How apropos; the opening ceremony in Beijing won rave reviews (well, almost rave reviews - Epoch Times), gave the Communists everything they wanted to begin the propaganda show - and like every other Communist-run production, it was exposed as a fake (London Telegraph). So the Potemkin capital of the Potemkin regime had a Potemkin Olympic ceremony!
That was the good news coming from Beijing, at least compared to the murder of Todd Bachman (San Francisco Chronicle). Relax, I am not claiming that the Communists ordered his murder, but I do have to wonder about something regarding these Games.
Everyone is saying that security in Beijing is as tight as it could possibly be, and from thousands of miles away, I am in no position to argue. That said, I have to ponder just what that security is watching and restricting - namely religious believers (Epoch Times, Washington Post, and Washington Times), political dissidents (Epoch Times and Washington Post), Taiwanese (Epoch Times), Tibetans, etc.
Not to be rude, but I have to ask: if the "security" in Beijing weren't so busy cracking down on dissidents of all stripes, would there have been more of it available to patrol the streets, in particular the tourist areas? According to the AP, "Chinese authorities unsettled by the attack during the Beijing Olympics tightened security at tourist spots around the city" (emphasis added). I have to believe that said security could have been tightened before the Games began without so many being diverted for political reasons.

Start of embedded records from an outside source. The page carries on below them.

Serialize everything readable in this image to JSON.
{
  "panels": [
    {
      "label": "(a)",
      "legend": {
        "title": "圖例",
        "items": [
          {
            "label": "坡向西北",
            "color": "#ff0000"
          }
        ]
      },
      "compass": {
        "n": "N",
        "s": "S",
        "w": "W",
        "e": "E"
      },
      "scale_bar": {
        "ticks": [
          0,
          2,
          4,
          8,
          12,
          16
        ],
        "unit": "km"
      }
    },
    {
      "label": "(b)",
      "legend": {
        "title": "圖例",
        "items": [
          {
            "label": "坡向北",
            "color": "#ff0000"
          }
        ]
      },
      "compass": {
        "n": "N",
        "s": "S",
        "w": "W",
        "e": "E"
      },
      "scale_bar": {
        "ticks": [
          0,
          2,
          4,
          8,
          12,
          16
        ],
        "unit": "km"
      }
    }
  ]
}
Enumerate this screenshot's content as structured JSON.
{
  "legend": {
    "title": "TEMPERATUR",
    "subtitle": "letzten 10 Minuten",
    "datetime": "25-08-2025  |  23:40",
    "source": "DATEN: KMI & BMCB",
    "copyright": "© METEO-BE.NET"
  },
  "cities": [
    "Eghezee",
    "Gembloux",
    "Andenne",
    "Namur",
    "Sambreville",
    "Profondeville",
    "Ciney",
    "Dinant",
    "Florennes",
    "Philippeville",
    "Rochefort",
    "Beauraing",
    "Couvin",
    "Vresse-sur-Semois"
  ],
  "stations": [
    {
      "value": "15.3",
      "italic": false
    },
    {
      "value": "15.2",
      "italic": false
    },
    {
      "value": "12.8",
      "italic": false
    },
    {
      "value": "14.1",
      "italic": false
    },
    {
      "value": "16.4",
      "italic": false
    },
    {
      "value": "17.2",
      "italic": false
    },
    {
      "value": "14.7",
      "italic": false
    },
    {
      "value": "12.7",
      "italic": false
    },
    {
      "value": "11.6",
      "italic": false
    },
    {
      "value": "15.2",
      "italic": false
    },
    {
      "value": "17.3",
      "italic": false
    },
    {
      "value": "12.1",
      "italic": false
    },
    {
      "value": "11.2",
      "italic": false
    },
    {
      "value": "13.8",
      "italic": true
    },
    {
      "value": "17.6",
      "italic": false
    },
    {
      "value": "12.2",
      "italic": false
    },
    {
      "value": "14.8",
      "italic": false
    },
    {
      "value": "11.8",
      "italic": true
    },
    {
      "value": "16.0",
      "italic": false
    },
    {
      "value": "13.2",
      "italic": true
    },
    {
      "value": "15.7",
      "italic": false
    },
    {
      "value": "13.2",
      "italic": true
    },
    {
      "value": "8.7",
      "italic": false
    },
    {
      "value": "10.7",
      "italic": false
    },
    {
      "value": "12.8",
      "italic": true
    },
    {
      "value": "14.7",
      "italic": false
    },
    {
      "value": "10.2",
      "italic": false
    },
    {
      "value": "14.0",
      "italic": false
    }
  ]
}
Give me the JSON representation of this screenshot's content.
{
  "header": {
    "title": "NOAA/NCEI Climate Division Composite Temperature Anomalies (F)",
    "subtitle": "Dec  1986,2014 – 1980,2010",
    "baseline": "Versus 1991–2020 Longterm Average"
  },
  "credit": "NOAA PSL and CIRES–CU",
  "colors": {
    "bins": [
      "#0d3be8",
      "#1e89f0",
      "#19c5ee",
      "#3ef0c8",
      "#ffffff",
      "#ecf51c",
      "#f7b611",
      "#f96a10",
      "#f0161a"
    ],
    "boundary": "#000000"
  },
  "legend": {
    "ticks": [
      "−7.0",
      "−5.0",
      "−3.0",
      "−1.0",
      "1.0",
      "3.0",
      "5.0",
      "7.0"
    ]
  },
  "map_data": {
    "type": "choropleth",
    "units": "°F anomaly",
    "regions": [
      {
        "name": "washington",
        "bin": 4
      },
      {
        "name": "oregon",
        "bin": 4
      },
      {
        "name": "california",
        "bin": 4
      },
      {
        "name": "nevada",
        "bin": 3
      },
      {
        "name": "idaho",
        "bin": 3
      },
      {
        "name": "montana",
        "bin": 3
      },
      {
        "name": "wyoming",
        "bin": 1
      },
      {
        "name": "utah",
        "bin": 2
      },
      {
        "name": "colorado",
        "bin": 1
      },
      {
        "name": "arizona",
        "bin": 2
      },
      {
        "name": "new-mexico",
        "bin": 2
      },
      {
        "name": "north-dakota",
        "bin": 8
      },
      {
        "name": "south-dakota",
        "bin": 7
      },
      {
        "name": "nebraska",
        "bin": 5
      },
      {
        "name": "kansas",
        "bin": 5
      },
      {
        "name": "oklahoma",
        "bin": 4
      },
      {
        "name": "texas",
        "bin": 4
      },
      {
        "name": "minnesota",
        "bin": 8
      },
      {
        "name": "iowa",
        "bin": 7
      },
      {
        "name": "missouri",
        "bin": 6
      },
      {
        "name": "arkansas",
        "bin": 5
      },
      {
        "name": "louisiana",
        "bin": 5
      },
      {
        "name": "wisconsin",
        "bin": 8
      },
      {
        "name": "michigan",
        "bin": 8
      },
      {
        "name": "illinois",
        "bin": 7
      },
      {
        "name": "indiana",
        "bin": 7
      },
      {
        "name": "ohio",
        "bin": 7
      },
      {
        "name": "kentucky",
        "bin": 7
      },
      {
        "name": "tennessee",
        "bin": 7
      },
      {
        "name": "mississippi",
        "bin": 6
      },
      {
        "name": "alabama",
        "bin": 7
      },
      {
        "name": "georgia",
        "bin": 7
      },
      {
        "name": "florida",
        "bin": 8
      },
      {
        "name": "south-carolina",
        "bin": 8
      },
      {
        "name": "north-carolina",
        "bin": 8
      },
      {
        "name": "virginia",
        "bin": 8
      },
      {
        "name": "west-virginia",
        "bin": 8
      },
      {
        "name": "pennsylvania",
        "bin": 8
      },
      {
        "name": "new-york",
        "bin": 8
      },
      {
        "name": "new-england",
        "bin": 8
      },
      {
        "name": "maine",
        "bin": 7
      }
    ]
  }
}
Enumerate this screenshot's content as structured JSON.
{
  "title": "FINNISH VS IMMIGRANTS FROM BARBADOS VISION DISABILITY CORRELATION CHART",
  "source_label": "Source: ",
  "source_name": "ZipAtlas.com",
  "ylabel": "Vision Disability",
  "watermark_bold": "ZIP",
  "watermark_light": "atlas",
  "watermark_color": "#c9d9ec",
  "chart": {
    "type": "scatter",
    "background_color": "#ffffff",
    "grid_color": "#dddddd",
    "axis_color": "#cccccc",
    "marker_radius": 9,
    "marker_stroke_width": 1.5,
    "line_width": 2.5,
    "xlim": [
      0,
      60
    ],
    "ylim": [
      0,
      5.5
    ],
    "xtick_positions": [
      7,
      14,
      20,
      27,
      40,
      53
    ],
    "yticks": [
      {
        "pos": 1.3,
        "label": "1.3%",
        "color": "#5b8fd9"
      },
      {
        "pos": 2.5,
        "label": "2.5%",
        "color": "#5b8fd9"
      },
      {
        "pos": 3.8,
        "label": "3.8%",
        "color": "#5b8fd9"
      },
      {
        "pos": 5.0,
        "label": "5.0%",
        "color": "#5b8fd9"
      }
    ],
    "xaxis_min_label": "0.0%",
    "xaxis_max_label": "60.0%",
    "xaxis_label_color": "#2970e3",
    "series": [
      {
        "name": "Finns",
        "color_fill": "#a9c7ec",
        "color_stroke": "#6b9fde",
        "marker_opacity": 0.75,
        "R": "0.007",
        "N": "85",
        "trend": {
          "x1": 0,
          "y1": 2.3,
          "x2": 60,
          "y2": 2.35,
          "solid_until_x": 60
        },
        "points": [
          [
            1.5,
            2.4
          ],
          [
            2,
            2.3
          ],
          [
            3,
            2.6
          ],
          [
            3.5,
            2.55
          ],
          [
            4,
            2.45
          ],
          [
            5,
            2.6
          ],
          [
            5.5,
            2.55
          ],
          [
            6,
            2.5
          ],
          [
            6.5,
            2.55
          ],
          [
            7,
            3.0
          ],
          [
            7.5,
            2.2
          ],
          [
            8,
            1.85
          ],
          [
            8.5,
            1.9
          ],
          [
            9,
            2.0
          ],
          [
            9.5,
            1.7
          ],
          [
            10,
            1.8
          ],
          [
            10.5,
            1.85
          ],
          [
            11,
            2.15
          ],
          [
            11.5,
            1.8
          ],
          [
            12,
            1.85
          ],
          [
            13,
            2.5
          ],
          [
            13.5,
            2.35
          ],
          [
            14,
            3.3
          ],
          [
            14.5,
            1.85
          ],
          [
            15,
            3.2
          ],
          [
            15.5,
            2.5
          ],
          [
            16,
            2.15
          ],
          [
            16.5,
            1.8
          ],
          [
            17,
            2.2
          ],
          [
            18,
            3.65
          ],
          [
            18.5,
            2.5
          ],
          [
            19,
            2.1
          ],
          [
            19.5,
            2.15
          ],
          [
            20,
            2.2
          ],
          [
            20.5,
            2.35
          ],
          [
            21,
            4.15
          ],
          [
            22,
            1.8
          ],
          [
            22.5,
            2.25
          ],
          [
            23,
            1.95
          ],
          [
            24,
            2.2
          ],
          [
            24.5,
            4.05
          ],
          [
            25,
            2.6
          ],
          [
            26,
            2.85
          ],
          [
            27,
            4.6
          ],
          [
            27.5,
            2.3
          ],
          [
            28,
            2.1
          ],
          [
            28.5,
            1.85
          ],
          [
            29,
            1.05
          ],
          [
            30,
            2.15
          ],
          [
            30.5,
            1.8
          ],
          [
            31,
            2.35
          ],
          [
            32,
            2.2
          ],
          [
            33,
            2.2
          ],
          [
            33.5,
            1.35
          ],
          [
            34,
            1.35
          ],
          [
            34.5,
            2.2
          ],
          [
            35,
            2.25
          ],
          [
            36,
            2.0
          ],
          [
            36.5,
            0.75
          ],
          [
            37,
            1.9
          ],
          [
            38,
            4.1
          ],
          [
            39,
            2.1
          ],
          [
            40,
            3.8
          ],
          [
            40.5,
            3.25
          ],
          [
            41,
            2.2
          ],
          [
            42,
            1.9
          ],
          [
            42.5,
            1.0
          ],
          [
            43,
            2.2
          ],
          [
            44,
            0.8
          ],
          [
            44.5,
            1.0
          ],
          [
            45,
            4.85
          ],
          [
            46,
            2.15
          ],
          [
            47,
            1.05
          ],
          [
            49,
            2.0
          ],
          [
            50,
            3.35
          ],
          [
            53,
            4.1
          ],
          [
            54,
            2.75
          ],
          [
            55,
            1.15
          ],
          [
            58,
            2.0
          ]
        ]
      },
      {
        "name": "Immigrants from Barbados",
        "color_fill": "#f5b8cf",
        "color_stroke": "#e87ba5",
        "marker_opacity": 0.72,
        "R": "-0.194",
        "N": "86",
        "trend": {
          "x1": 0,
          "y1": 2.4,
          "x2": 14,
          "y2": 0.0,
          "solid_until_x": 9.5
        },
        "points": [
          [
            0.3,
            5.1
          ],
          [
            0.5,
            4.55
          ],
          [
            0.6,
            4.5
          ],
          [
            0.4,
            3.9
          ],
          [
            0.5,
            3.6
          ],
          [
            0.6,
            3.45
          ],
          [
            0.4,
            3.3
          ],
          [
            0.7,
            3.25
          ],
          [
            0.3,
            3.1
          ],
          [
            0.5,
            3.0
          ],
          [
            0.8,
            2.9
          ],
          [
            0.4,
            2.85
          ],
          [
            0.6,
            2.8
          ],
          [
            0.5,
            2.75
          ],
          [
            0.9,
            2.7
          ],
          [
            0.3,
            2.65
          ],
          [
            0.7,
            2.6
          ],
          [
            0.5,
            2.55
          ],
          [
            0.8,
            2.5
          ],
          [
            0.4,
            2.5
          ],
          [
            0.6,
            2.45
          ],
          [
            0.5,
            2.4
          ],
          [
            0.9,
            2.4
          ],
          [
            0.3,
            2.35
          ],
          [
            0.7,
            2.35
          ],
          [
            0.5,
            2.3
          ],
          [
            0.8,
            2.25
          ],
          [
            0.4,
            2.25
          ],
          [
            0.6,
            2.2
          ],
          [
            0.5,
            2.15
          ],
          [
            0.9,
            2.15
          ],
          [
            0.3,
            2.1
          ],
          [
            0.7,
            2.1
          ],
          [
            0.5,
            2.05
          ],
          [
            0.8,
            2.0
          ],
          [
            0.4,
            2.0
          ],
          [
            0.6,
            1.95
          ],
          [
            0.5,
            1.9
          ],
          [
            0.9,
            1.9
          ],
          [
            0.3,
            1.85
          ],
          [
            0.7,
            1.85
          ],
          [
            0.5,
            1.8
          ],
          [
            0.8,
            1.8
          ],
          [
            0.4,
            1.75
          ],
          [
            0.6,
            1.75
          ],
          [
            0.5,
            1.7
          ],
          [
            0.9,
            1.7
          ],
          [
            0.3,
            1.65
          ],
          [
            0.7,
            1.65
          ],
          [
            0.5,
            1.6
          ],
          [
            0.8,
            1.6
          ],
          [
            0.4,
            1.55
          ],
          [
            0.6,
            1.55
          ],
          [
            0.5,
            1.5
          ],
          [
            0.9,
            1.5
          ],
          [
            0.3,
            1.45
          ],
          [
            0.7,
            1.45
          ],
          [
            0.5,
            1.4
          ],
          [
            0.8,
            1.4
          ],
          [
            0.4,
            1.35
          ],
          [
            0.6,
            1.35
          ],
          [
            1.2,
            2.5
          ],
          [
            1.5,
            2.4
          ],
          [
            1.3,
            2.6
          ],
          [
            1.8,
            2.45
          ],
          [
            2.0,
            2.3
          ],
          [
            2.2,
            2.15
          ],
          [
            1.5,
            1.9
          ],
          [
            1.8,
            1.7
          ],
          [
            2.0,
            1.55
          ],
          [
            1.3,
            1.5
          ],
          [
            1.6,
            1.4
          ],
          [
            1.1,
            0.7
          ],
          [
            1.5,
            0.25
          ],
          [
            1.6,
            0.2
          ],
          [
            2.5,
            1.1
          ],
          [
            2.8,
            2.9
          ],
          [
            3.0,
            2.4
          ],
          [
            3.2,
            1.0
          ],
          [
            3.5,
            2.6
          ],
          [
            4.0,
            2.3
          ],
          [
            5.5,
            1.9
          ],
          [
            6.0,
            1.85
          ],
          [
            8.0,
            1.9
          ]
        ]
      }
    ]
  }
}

Moreover, while such a statement may sound outrageous in the particular, it makes sense in the abstract for another reason: when political dissent is considered criminal, actual crime is no longer seen as so outrageous. The cadres themselves have resorted to theft and murder repeatedly to achieve their aims. So from a philosophical perspective as well as a resource one, tyranny and criminality seem to go together.
The Beijing Olympics has garnered a slew of protests and warnings over Communist China's human rights abuses (Boycott 2008, CTV, The Epoch Times, more Epoch Times, and National Review Online). As far as I know, however, I'm the only one to broach this subject. Maybe it's because I'm a little more willing to take the logic train where others fear to go - or maybe it's because I'm way off-base.
Either way, the fake splendor that was the opening ceremony can't erase complaints from the Chinese people about the Games (Epoch Times), or the Communists' continued efforts to replace America as the lead power in the world (BBC and Financial Times) - complete with propping up their Korean colony (One Free Korea). It hasn't even stopped James Dorn's slow shift away from the "engagement" crowd (Washington Times), FWIW.